Entscheidung G1/15 (Teilpriorität) löst Problem der “Giftigen Teilanmeldungen“

Die Große Beschwerdekammer des Europäischen Patentamts hat seine lang erwartete Entscheidung im Fall G1/15 (Teilpriorität) veröffentlich. Die wesentliche Frage mit der sich die Große Beschwerdekammer auseinanderzusetzen hatte war, ob ein Anspruch, der alternative Ausführungsformen in Form eines generischen Begriffs umfasst, anstatt diese alle einzeln aufzuzählen, eine Teilpriorität in Anspruch nehmen kann, d.h. die Priorität einer früheren Anmeldung für lediglich einige der unter den generischen Begriff fallenden Ausführungsformen. Diese Frage stellt sich zum Beispiel, wenn die spätere Anmeldung einen Patentanspruch enthält, der auf eine allgemeine chemische Formel gerichtet ist, die mehrere Verbindungen umfasst, die frühere Anmeldung aber lediglich einige der unter die allgemeine Formel fallenden Verbindungen offenbart, nicht jedoch die allgemeine Formel.
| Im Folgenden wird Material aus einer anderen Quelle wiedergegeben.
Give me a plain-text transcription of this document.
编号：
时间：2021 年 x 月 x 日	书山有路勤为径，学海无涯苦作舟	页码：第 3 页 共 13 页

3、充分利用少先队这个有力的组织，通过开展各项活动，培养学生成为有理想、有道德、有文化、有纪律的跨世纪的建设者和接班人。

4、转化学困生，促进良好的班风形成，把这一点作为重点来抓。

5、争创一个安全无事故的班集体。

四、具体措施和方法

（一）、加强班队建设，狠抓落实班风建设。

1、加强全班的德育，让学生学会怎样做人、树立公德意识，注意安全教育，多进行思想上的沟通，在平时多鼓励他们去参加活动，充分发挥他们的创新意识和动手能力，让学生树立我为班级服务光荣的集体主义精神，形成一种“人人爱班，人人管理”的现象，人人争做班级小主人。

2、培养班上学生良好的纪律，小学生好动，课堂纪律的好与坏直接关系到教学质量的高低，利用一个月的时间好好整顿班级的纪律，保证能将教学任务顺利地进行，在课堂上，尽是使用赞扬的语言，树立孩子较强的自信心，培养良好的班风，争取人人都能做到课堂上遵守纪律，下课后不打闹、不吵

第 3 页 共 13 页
Gemäß der Großen Beschwerdekammer macht es zum Zwecke der Beanspruchung einer Teilpriorität keinen Unterschied, ob ein Anspruch mehrere Alternativen generisch umfasst oder ob ein Anspruch alle Alternativen einzeln aufzählt. Diese Entscheidung hat weitreichende Konsequenzen, da sie das Problem der „giftigen Teilanmeldungen“ und „giftigen Prioritäten“, das Anmelder und Patentinhaber für lange Zeit beunruhigt hat, wohl endgültig aus dem Weg räumt.